Meski tampak terjangkau, namun Anda harus siap dengan segala konsekuensi untuk tetap dapat bertahan hidup di apartemen tengah kota Jakarta. Selain persiapan dana dan mental karena terdapat perubahan gaya hidup dari gaya hidup horisontal menuju gaya hidup vertikal, ada beberapa konsekuensi yang harus Anda pikul.
Menurut praktisi hukum properti, Eddy Leks, hal pertama yang harus Anda perhatikan adalah persiapkan dana ekstra untuk membayar iuran pengelolaan (service charge) dan iuran perawatan (sinking fund). Iuran pengelolaan digunakan untuk kepentingan operasionalisasi gedun seperti listrik, air, dan kebersihan. Sedangkan iuran perawatan digunakan untuk merawat gedung yang biasanya dilakukan secara tahunan atau tergantung pada kondisi gedung.
"Iuran pengelolaan ditentukan oleh Perhimpunan Penghuni dan Pemilik Satuan Rumah Susun (P3SRS). Besarannya biasanya mengikuti tingkat inflasi. Tiap tahun bisa meningkat, pasalnya dalam biaya perawatan terdapat komponen tarif listrik yang kita sendiri tahu setiap tahun pasti naik.
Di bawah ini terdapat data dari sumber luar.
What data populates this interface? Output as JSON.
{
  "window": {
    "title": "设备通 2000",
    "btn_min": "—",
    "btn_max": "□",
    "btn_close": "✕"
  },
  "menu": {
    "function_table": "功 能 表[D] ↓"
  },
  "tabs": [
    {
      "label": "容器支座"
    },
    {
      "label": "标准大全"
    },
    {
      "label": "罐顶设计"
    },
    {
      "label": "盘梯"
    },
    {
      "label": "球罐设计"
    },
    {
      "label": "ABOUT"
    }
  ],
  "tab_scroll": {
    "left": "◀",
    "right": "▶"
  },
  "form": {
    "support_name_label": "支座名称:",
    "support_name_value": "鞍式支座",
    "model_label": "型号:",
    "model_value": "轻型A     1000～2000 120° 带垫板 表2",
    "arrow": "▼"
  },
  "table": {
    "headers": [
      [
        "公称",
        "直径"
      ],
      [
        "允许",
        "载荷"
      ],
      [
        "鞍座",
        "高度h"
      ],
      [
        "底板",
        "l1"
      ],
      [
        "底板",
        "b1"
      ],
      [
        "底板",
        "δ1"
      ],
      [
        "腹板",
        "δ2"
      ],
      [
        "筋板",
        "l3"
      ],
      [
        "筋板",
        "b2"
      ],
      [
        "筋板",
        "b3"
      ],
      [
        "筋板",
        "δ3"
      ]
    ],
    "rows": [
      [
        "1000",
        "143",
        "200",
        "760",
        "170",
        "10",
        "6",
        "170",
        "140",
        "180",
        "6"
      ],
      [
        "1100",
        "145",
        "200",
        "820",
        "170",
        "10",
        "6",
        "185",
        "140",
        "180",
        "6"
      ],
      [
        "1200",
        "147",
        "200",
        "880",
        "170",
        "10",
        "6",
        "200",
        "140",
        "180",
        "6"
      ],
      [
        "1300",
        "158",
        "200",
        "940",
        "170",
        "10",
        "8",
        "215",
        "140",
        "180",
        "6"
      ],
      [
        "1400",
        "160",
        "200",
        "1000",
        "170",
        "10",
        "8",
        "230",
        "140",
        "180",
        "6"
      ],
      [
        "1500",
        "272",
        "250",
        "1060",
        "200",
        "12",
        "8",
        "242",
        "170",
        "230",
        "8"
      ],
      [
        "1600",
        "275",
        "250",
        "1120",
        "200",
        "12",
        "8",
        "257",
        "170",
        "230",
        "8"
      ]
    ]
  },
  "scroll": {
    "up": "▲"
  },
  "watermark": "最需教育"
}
Besarannya dihitung dari total biaya pengelolaan satuan unit rumah susun (sarusun) sehari-hari sesuai anggaran yang ditetapkan P3SRS," jelas Eddy kepada Kompas.com, Jumat (24/1/2014).
Lain lagi dengan iuran perawatan. Menurut Eddy, biaya perawatan bisa diangsur per bulan di muka. Besarannya disesuaikan dengan Nilai Perbandingan Proporsional (NPP) yang dihitung dari luas unit apartemen yang Anda miliki dengan ongkos produksi yang dikeluarkan pengembang.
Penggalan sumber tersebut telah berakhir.